MORNINGTON Liberal MP David Morris has slammed the previous state government over its “botched” Mornington pier project.
His criticism comes just weeks before Parks Victoria names the successful tenderer for the replacement of the outer, condemned section of the pier.
In May 2012, the state government announced it would spend up to $15 million to replace the outer section with its 125 pylons, which had been closed since August 2010 after a series of storms weakened the structure.
In the Parliament last week, Mr Morris said the project had gone “seriously off the rails” under the Brumby Labor government.
“In 2009, the Brumby government announced it would refurbish the pier and install wave screens,” he said.
“The amount allocated was intended to replace the inner and middle sections of the pier, which had become unstable as a result of harsh sea conditions over an extended period.
“The intention was also to remove rock which had been piled against the inner section of the pier to provide a measure of protection and to replace it with wave screens.”
Mr Morris said the rock had been removed, “leaving the harbour exposed”.
“The two sections of the pier were demolished and work was begun on the replacement structure.
“As we came to expect with any Labor project, this one went seriously off the rails. Not only were insufficient funds allocated to complete the project but it was established that the outer section of the pier, which it had been intended would be retained, was no longer safe and had to be closed.
“In order to meet the budget, the wave screens were dropped and the harbour was left open to the elements.”
“Under the direction of the Coalition government, the new section has been fully protected with wave screens, making a significant difference to safety in the harbour precinct.”
He said designs of the outer section had “met with wide acclaim from the local community”.
When completed, the government will have spent at least $18.5 million on the pier since August 2010.
The town’s iconic, 123-metre long pier is used by two million visitors a year, the second-most visited pier on Port Phillip.
It was closed in April 2010 after a storm damaged pylons and dislodged about 100 large deck planks.
Two more storms in August and September 2010 – with winds of more than 60 knots – further weakened the pier, a form of which has served the town for more than 150 years.

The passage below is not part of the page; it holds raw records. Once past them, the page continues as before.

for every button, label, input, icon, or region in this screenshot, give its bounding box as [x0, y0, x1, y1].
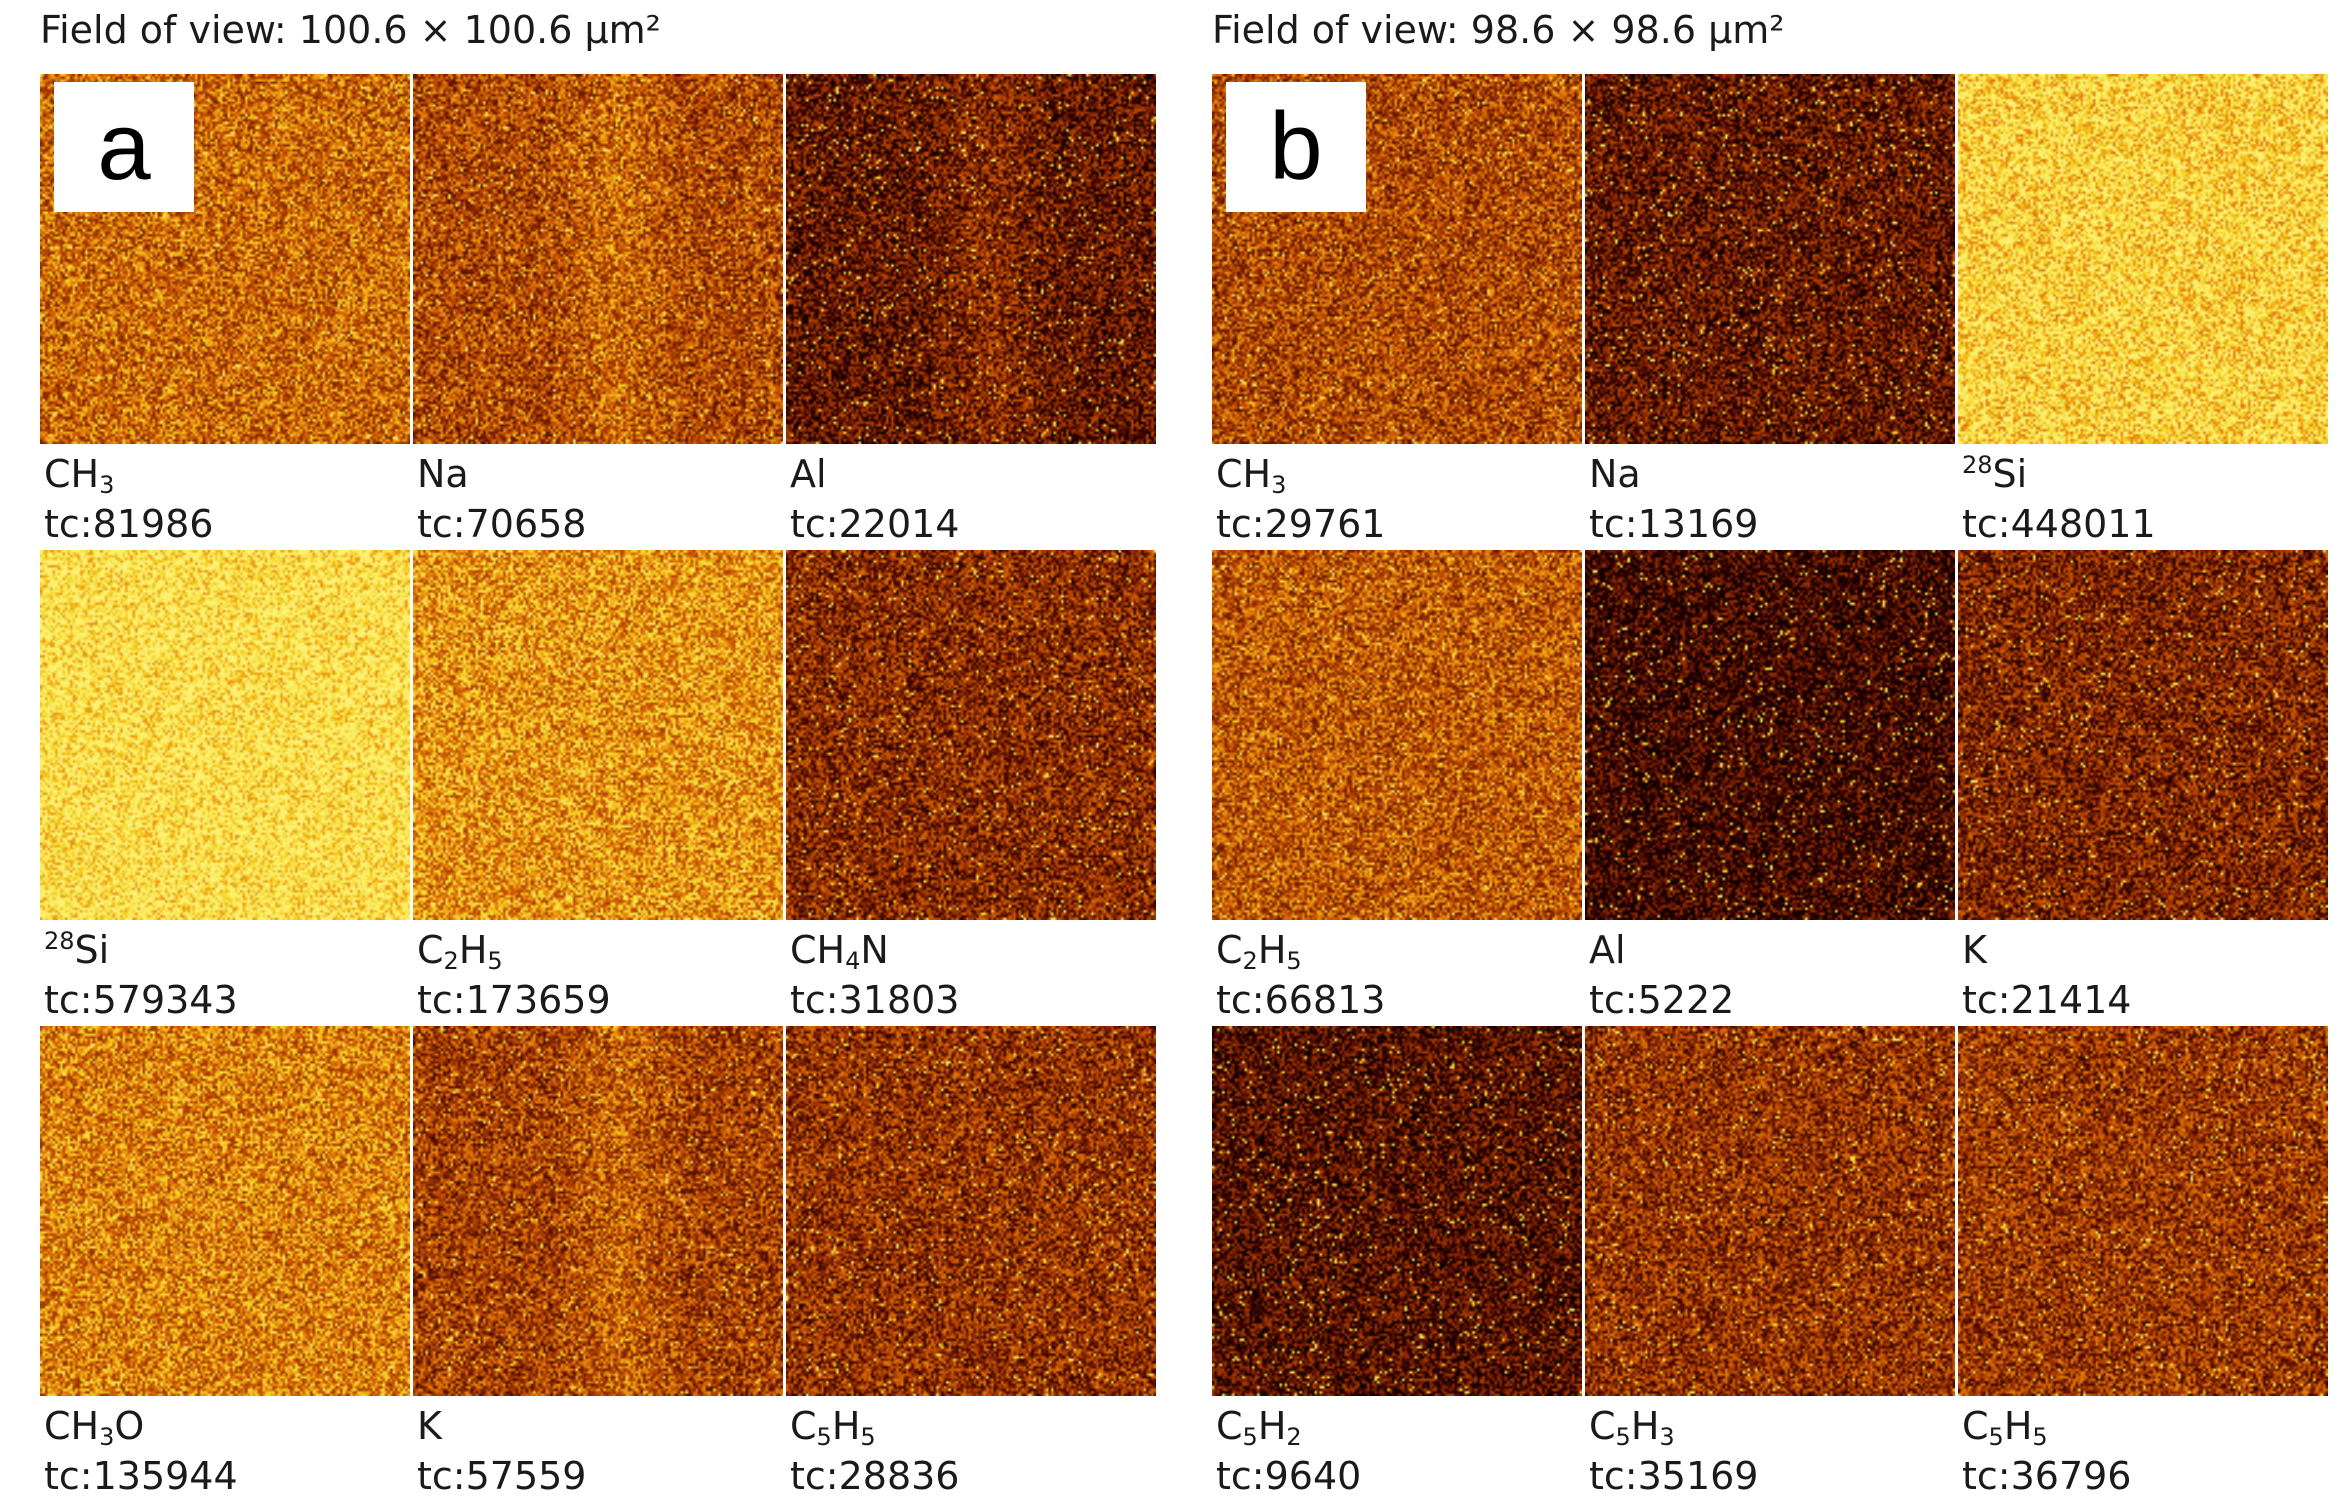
ion-map-ch3o: CH3O tc:135944 [40, 1026, 410, 1502]
total-counts: tc:9640 [1216, 1454, 1362, 1498]
ion-map-28si: 28Si tc:448011 [1958, 74, 2328, 550]
ion-label: CH3 [44, 452, 115, 499]
total-counts: tc:22014 [790, 502, 960, 546]
ion-label: CH3O [44, 1404, 145, 1451]
ion-map-image [786, 1026, 1156, 1396]
ion-map-row: 28Si tc:579343 C2H5 tc:173659 CH4N tc:31803 [40, 550, 1170, 1026]
total-counts: tc:57559 [417, 1454, 587, 1498]
total-counts: tc:31803 [790, 978, 960, 1022]
ion-map-image [1585, 74, 1955, 444]
total-counts: tc:29761 [1216, 502, 1386, 546]
ion-label: 28Si [44, 927, 110, 972]
field-of-view-label: Field of view: 100.6 × 100.6 µm² [40, 8, 661, 52]
ion-map-c5h2: C5H2 tc:9640 [1212, 1026, 1582, 1502]
ion-label: C5H3 [1589, 1404, 1675, 1451]
total-counts: tc:173659 [417, 978, 611, 1022]
ion-label: C5H2 [1216, 1404, 1302, 1451]
ion-map-image [413, 1026, 783, 1396]
ion-label: C2H5 [417, 928, 503, 975]
ion-label: C5H5 [1962, 1404, 2048, 1451]
panel-letter-box: b [1226, 82, 1366, 212]
ion-label: K [1962, 928, 1987, 972]
total-counts: tc:36796 [1962, 1454, 2132, 1498]
ion-label: C2H5 [1216, 928, 1302, 975]
ion-label: C5H5 [790, 1404, 876, 1451]
ion-map-image [1212, 550, 1582, 920]
ion-map-c5h5: C5H5 tc:28836 [786, 1026, 1156, 1502]
ion-label: Na [1589, 452, 1641, 496]
panel-a: Field of view: 100.6 × 100.6 µm² CH3 tc:8… [40, 0, 1170, 1500]
ion-map-image [40, 1026, 410, 1396]
total-counts: tc:70658 [417, 502, 587, 546]
ion-map-c5h5: C5H5 tc:36796 [1958, 1026, 2328, 1502]
total-counts: tc:5222 [1589, 978, 1735, 1022]
ion-map-na: Na tc:13169 [1585, 74, 1955, 550]
ion-map-image [786, 74, 1156, 444]
total-counts: tc:13169 [1589, 502, 1759, 546]
ion-map-image [40, 550, 410, 920]
ion-map-row: C5H2 tc:9640 C5H3 tc:35169 C5H5 tc:36796 [1212, 1026, 2342, 1502]
total-counts: tc:66813 [1216, 978, 1386, 1022]
total-counts: tc:448011 [1962, 502, 2156, 546]
ion-map-row: CH3 tc:29761 b Na tc:13169 28Si tc:448011 [1212, 74, 2342, 550]
ion-map-grid: CH3 tc:29761 b Na tc:13169 28Si tc:448011 C2H5 t… [1212, 74, 2342, 1502]
ion-label: Al [1589, 928, 1626, 972]
ion-label: 28Si [1962, 451, 2028, 496]
ion-map-ch3: CH3 tc:81986 a [40, 74, 410, 550]
ion-label: K [417, 1404, 442, 1448]
ion-map-c2h5: C2H5 tc:173659 [413, 550, 783, 1026]
ion-map-grid: CH3 tc:81986 a Na tc:70658 Al tc:22014 28Si tc:5… [40, 74, 1170, 1502]
panel-letter: a [97, 93, 151, 200]
ion-map-image [413, 74, 783, 444]
ion-map-na: Na tc:70658 [413, 74, 783, 550]
panel-letter-box: a [54, 82, 194, 212]
ion-map-c2h5: C2H5 tc:66813 [1212, 550, 1582, 1026]
ion-map-image [1958, 1026, 2328, 1396]
ion-map-ch3: CH3 tc:29761 b [1212, 74, 1582, 550]
ion-label: CH3 [1216, 452, 1287, 499]
ion-map-ch4n: CH4N tc:31803 [786, 550, 1156, 1026]
ion-map-28si: 28Si tc:579343 [40, 550, 410, 1026]
ion-map-al: Al tc:22014 [786, 74, 1156, 550]
total-counts: tc:21414 [1962, 978, 2132, 1022]
ion-map-row: CH3 tc:81986 a Na tc:70658 Al tc:22014 [40, 74, 1170, 550]
ion-map-al: Al tc:5222 [1585, 550, 1955, 1026]
field-of-view-label: Field of view: 98.6 × 98.6 µm² [1212, 8, 1785, 52]
panel-b: Field of view: 98.6 × 98.6 µm² CH3 tc:297… [1212, 0, 2342, 1500]
ion-map-c5h3: C5H3 tc:35169 [1585, 1026, 1955, 1502]
ion-label: Na [417, 452, 469, 496]
ion-map-image [413, 550, 783, 920]
total-counts: tc:35169 [1589, 1454, 1759, 1498]
ion-map-image [786, 550, 1156, 920]
total-counts: tc:28836 [790, 1454, 960, 1498]
ion-map-image [1585, 1026, 1955, 1396]
ion-map-image [1585, 550, 1955, 920]
panel-letter: b [1269, 93, 1323, 200]
ion-label: Al [790, 452, 827, 496]
ion-map-image [1958, 74, 2328, 444]
ion-map-image [1958, 550, 2328, 920]
ion-map-image [1212, 1026, 1582, 1396]
total-counts: tc:579343 [44, 978, 238, 1022]
total-counts: tc:81986 [44, 502, 214, 546]
ion-label: CH4N [790, 928, 889, 975]
total-counts: tc:135944 [44, 1454, 238, 1498]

The middle, 53-metre long section replaced in 2010-11 saw old wooden pylons replaced by concrete ones with a three-piece reinforced concrete deck and timber planks on top.
In June 2011, The News reported the outer section was in danger of collapsing after engineers found 20 per cent of wooden pylons had failed or were about to fail and were not supporting the top deck.
About half of the remaining 80 per cent were in “average condition” and the outer section was one big storm away from becoming irreparable damaged. Luckily that storm did not arrive.